„Guter Stil ist die Vermeidung von schlechtem.“ Mit ein wenig Frechheit wird dann aus einem Text ein guter Text, meint der Journalist Constantin Seibt.
Nachrichten sind überall. Sobald etwas veröffentlicht ist, ist es nicht mehr exklusiv. Der Zugang zu Nachrichten ist damit nicht mehr das Killer-Feature von Zeitungen.
Die meisten Themen in der Zeitung gehen den Leser persönlich nicht einmal etwas an. „Selbst wenn es ihn etwas angeht, ist kaum jemand in der Lage, aus den Informationen irgendeinen praktischen Nutzen zu ziehen oder etwas daran zu ändern,“ erklärt Constantin Seibt und zieht daraus den Schluss, dass Journalisten nicht primär im Informationsbusiness tätig sind, sondern im Zeitverschwendungsgeschäft.

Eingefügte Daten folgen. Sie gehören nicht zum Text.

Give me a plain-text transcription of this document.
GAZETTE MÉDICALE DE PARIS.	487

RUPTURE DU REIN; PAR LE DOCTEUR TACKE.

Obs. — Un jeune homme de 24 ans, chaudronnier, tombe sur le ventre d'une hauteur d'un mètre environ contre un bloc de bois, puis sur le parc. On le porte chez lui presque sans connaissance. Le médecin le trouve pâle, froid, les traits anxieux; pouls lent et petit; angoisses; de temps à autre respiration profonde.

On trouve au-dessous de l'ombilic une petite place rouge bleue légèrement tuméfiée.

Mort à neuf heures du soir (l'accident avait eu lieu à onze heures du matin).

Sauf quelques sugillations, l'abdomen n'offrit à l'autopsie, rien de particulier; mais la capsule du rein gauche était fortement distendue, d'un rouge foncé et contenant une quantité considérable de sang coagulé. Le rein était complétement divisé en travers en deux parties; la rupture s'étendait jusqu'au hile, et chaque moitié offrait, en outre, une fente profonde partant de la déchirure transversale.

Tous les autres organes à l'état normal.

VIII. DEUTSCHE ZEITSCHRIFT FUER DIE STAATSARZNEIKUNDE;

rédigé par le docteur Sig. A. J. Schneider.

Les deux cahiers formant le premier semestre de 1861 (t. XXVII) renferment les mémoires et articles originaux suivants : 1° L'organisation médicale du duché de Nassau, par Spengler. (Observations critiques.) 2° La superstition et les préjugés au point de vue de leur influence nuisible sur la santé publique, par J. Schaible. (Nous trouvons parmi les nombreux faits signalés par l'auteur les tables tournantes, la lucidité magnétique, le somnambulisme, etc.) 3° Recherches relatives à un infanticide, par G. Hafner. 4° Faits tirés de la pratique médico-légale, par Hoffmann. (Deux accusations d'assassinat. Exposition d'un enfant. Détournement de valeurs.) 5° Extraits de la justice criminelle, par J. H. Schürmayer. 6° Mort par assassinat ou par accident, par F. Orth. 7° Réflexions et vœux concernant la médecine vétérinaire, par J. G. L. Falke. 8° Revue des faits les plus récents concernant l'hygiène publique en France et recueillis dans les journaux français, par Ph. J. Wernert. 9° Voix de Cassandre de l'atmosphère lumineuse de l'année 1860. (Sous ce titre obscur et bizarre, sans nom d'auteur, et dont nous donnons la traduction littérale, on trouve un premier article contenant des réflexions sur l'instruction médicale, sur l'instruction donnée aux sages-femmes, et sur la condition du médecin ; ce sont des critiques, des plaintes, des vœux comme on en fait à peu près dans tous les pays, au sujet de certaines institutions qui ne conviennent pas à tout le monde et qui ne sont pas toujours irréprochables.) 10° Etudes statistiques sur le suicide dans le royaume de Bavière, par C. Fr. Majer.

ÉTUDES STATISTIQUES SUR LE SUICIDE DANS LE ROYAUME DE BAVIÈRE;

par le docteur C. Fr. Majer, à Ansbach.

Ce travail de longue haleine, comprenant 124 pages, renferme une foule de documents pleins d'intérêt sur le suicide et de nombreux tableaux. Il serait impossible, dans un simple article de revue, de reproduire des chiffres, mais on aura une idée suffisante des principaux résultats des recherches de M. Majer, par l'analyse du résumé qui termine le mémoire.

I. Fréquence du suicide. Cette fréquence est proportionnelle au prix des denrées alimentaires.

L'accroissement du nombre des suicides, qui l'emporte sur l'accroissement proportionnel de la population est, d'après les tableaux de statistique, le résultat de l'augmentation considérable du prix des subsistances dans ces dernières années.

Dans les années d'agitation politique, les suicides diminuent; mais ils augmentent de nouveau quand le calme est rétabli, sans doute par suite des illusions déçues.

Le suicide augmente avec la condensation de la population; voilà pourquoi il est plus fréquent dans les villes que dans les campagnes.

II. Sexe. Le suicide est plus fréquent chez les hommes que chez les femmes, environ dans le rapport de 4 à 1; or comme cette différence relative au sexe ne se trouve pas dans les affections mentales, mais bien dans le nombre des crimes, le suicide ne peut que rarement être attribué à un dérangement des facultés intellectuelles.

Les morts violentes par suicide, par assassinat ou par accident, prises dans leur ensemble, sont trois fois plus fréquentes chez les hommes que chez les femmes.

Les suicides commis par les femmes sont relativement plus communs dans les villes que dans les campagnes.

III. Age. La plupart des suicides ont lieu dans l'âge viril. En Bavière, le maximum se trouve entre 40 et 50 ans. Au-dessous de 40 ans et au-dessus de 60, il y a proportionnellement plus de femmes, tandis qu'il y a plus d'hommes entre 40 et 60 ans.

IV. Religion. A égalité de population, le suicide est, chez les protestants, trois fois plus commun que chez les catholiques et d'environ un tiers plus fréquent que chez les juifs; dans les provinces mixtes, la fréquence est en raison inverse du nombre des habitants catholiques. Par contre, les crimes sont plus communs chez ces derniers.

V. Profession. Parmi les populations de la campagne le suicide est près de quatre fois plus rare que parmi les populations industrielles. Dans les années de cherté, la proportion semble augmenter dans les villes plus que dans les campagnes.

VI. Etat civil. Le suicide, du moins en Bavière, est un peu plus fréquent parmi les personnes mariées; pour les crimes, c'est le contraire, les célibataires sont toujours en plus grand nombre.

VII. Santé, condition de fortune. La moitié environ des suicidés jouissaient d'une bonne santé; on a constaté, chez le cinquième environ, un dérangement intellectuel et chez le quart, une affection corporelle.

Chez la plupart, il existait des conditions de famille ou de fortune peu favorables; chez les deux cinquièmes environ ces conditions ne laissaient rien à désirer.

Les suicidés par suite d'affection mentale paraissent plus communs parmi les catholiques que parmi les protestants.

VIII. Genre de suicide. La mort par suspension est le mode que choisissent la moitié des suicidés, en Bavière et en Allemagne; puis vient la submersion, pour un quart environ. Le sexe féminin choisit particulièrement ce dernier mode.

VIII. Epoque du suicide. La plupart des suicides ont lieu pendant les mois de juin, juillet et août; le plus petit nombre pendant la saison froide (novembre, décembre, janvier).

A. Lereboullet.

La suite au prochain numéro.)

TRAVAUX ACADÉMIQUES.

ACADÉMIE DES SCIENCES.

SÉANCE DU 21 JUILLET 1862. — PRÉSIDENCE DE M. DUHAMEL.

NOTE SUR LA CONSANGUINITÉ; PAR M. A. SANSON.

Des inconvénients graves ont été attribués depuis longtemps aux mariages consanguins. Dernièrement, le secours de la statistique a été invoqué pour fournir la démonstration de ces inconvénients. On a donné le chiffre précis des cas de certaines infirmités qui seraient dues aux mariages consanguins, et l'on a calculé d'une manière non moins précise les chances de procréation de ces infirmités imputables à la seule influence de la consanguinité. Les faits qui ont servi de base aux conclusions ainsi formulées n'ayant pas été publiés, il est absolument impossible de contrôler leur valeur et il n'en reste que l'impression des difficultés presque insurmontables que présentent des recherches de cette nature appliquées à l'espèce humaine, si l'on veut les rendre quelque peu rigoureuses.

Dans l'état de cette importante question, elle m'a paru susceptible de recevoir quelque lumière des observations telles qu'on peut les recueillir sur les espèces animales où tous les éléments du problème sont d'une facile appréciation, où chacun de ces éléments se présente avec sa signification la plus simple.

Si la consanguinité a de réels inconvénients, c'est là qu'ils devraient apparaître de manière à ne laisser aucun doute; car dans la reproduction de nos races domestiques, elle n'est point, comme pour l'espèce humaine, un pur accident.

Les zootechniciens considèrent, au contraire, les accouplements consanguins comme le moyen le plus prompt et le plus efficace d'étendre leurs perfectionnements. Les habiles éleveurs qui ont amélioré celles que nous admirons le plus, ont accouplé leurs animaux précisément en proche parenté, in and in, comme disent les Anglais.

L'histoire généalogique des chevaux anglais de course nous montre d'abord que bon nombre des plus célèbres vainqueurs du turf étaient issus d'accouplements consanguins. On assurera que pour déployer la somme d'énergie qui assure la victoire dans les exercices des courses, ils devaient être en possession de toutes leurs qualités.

Wer morgens die Zeitung aufschlägt sollte etwas finden, was ihm die Zeit zwischen Zähneputzen und dem Weg zur Arbeit intelligent vertreibt. Geschichten, die dem Leser etwas über die Welt erklären. Wichtig sind dabei nicht nur die Fakten, sondern auch deren Verpackung: Die Erzählung und ihr Stil. Constantin Seibt hält sich hier an die Philosophin Hannah Arendt:
Denn was wir unter Wirklichkeit verstehen, ist niemals mit der Summe aller uns zugänglichen Fakten und Ereignisse identisch und wäre es auch nicht, wenn es uns je gelänge, aller objektiven Daten habhaft zu werden. Wer es unternimmt, zu sagen, was ist, kann nicht umhin, eine Geschichtezu erzählen, und in dieser Geschichte verlieren die Fakten bereits ihre ursprüngliche Beliebigkeit und erlangen eine Bedeutung, die menschlich sinnvoll ist.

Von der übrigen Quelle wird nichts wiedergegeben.